Gilbert’s contribution lies within this narrow path. In opposition to reductionist individualism, she shows that society is not merely the sum of individuals; and in opposition to naïve holism, she shows that the group is not a superior entity that swallows up individuals. The plural subject is real, but its reality depends on the people who give it substance and on their acts of will and mutual recognition. It is fragile because it can dissolve when this recognition fails, but it is also binding because, whilst it exists, it alters the scope of reasons for acting. In times of growing polarisation, the lesson we draw from reading Gilbert’s *i* *On Social Facts* is particularly important. Many contemporary political pathologies can be interpreted as pathologies of the plural subject. On the one hand, false ‘we’s’ constructed in opposition to an enemy are proliferating: us against them, the people against the elites, true citizens against foreigners. On the other hand, the ‘we’s’ capable of upholding the obligations arising from life in common are being weakened: we taxpayers, we citizens, we members of a democratic community, we who are accountable to future generations. The crisis is not just about trust. It concerns the ability to forge joint commitments that are not oppressive. The ‘we’ is not merely a rhetorical embellishment of public discourse. It is a form of social reality. But it is a reality that must be continually scrutinised: who is speaking when they say ‘we’? Who is included? Who is excluded? Who has truly been able to contribute to the formation of the shared commitment? Who bears the costs without having had a say in its creation? And when can a ‘we’ be dissolved, renegotiated or challenged?
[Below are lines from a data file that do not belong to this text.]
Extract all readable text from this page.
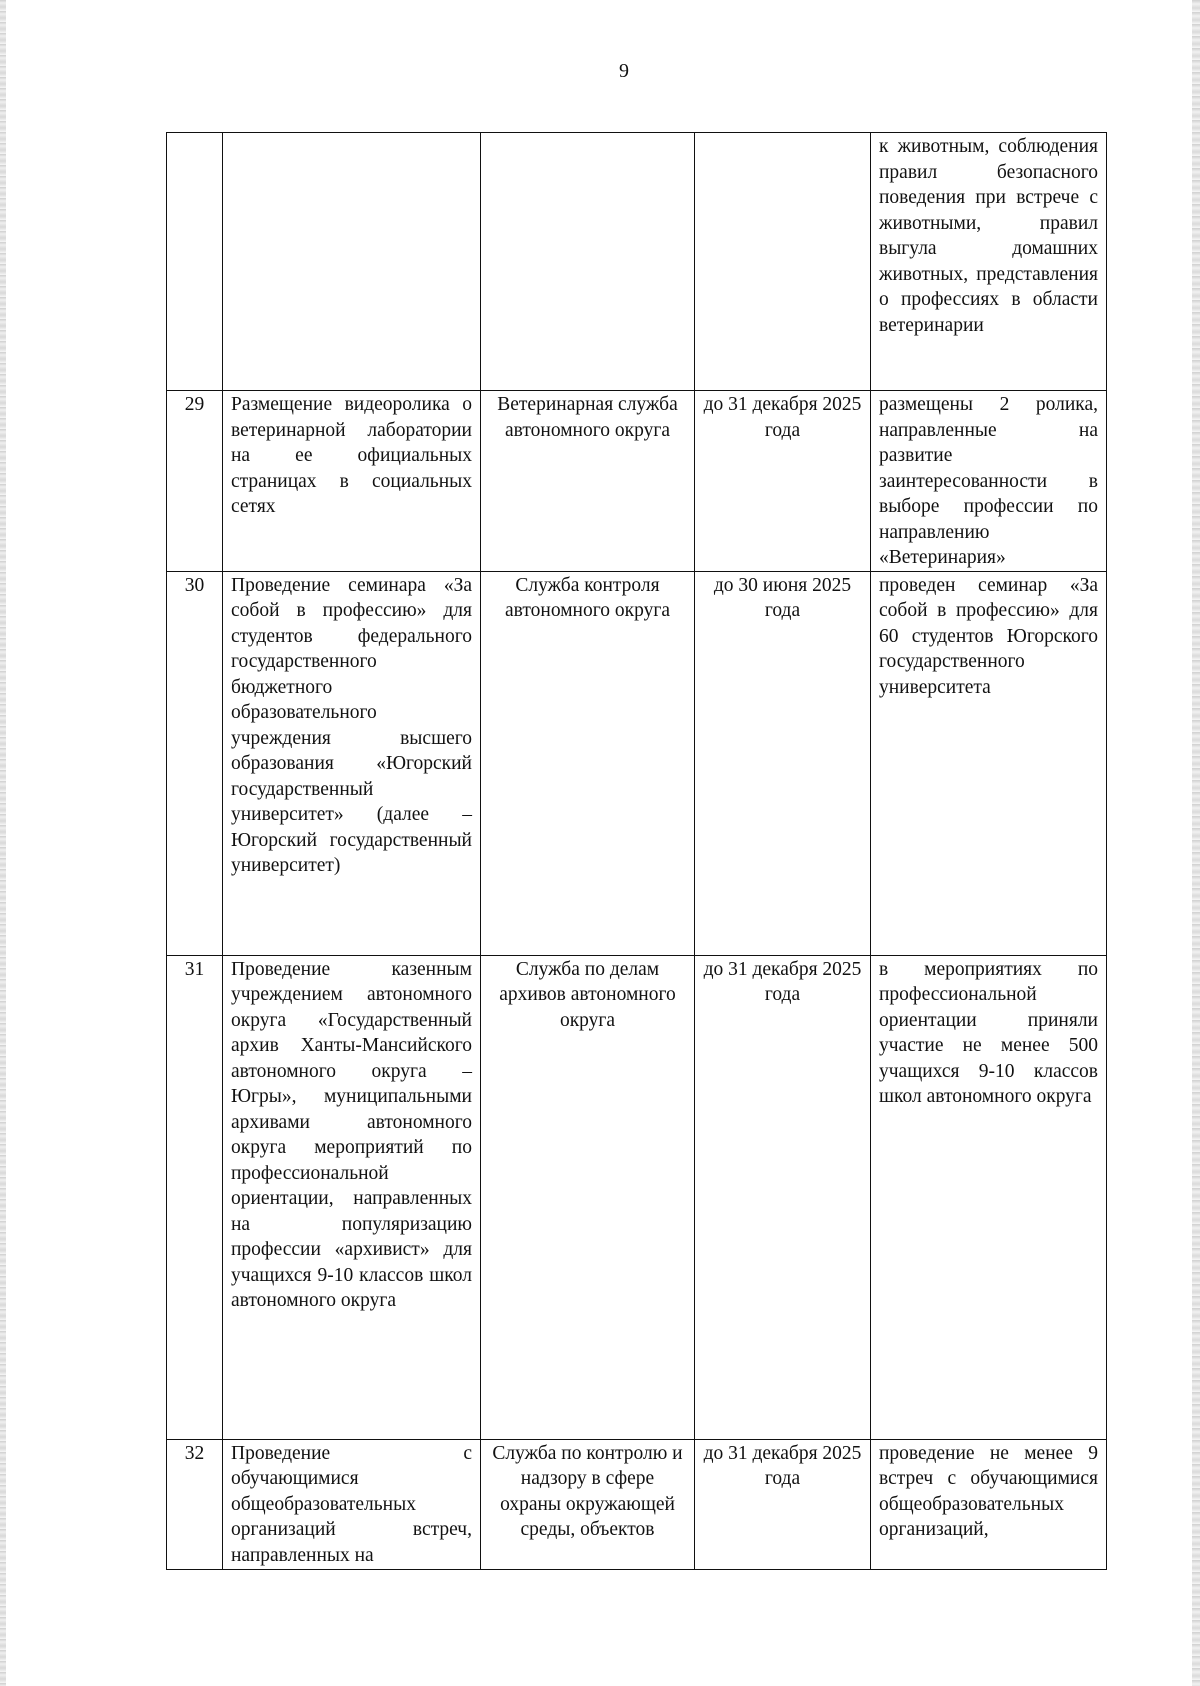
9
				к животным, соблюдения правил безопасного поведения при встрече с животными, правил выгула домашних животных, представления о профессиях в области ветеринарии
29	Размещение видеоролика о ветеринарной лаборатории на ее официальных страницах в социальных сетях	Ветеринарная служба автономного округа	до 31 декабря 2025 года	размещены 2 ролика, направленные на развитие заинтересованности в выборе профессии по направлению «Ветеринария»
30	Проведение семинара «За собой в профессию» для студентов федерального государственного бюджетного образовательного учреждения высшего образования «Югорский государственный университет» (далее – Югорский государственный университет)	Служба контроля автономного округа	до 30 июня 2025 года	проведен семинар «За собой в профессию» для 60 студентов Югорского государственного университета
31	Проведение казенным учреждением автономного округа «Государственный архив Ханты-Мансийского автономного округа – Югры», муниципальными архивами автономного округа мероприятий по профессиональной ориентации, направленных на популяризацию профессии «архивист» для учащихся 9-10 классов школ автономного округа	Служба по делам архивов автономного округа	до 31 декабря 2025 года	в мероприятиях по профессиональной ориентации приняли участие не менее 500 учащихся 9-10 классов школ автономного округа
32	Проведение с обучающимися общеобразовательных организаций встреч, направленных на	Служба по контролю и надзору в сфере охраны окружающей среды, объектов	до 31 декабря 2025 года	проведение не менее 9 встреч с обучающимися общеобразовательных организаций,
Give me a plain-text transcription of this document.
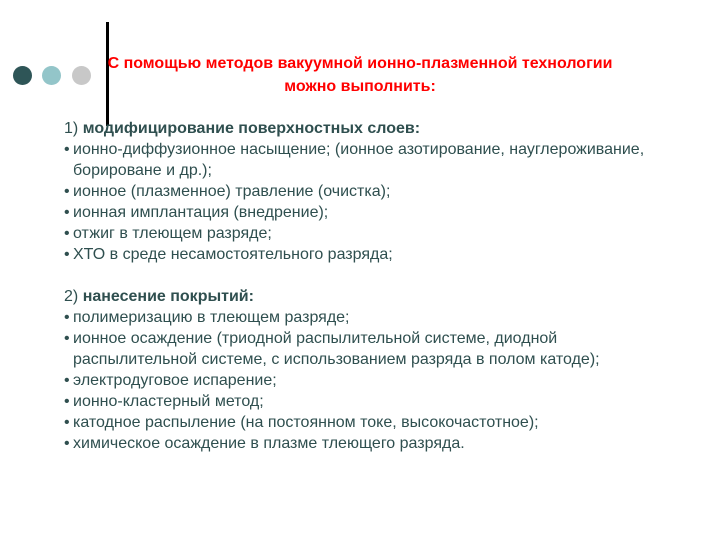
С помощью методов вакуумной ионно-плазменной технологии
можно выполнить:
1) модифицирование поверхностных слоев:
• ионно-диффузионное насыщение; (ионное азотирование, науглероживание, борироване и др.);
• ионное (плазменное) травление (очистка);
• ионная имплантация (внедрение);
• отжиг в тлеющем разряде;
• ХТО в среде несамостоятельного разряда;
2) нанесение покрытий:
• полимеризацию в тлеющем разряде;
• ионное осаждение (триодной распылительной системе, диодной распылительной системе, с использованием разряда в полом катоде);
• электродуговое испарение;
• ионно-кластерный метод;
• катодное распыление (на постоянном токе, высокочастотное);
• химическое осаждение в плазме тлеющего разряда.
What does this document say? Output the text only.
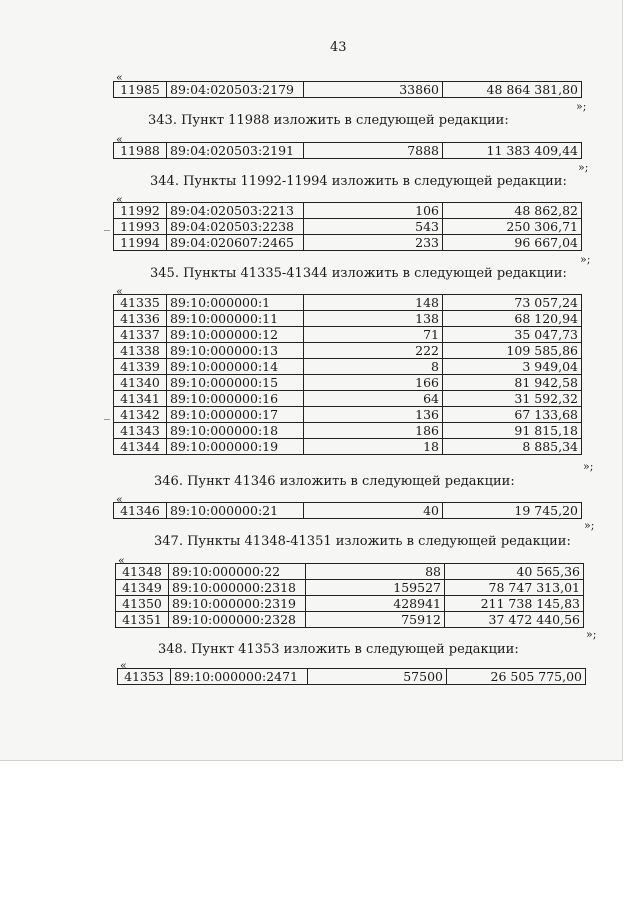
43
«
11985	89:04:020503:2179	33860	48 864 381,80
»;
343. Пункт 11988 изложить в следующей редакции:
«
11988	89:04:020503:2191	7888	11 383 409,44
»;
344. Пункты 11992-11994 изложить в следующей редакции:
«
11992	89:04:020503:2213	106	48 862,82
11993	89:04:020503:2238	543	250 306,71
11994	89:04:020607:2465	233	96 667,04
»;
345. Пункты 41335-41344 изложить в следующей редакции:
«
41335	89:10:000000:1	148	73 057,24
41336	89:10:000000:11	138	68 120,94
41337	89:10:000000:12	71	35 047,73
41338	89:10:000000:13	222	109 585,86
41339	89:10:000000:14	8	3 949,04
41340	89:10:000000:15	166	81 942,58
41341	89:10:000000:16	64	31 592,32
41342	89:10:000000:17	136	67 133,68
41343	89:10:000000:18	186	91 815,18
41344	89:10:000000:19	18	8 885,34
»;
346. Пункт 41346 изложить в следующей редакции:
«
41346	89:10:000000:21	40	19 745,20
»;
347. Пункты 41348-41351 изложить в следующей редакции:
«
41348	89:10:000000:22	88	40 565,36
41349	89:10:000000:2318	159527	78 747 313,01
41350	89:10:000000:2319	428941	211 738 145,83
41351	89:10:000000:2328	75912	37 472 440,56
»;
348. Пункт 41353 изложить в следующей редакции:
«
41353	89:10:000000:2471	57500	26 505 775,00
Plural rationality begins with these questions. Not with a cult of community, nor with nostalgia for lost unity, but with the recognition that many of the reasons that guide our lives are neither purely individual nor superficially collective. These are reasons that arise and find their legitimacy within the context of shared commitments. And understanding how such commitments arise, why they bind us and how they can be criticised is one of the prerequisites for conceiving, today, a democracy that is less rhetorical and better able to keep its promises. The problem, then, is not choosing between the individual and the community. It is understanding which forms of ‘us’ make us freer as individuals, and which, on the other hand, transform communal life into an exercise in domination.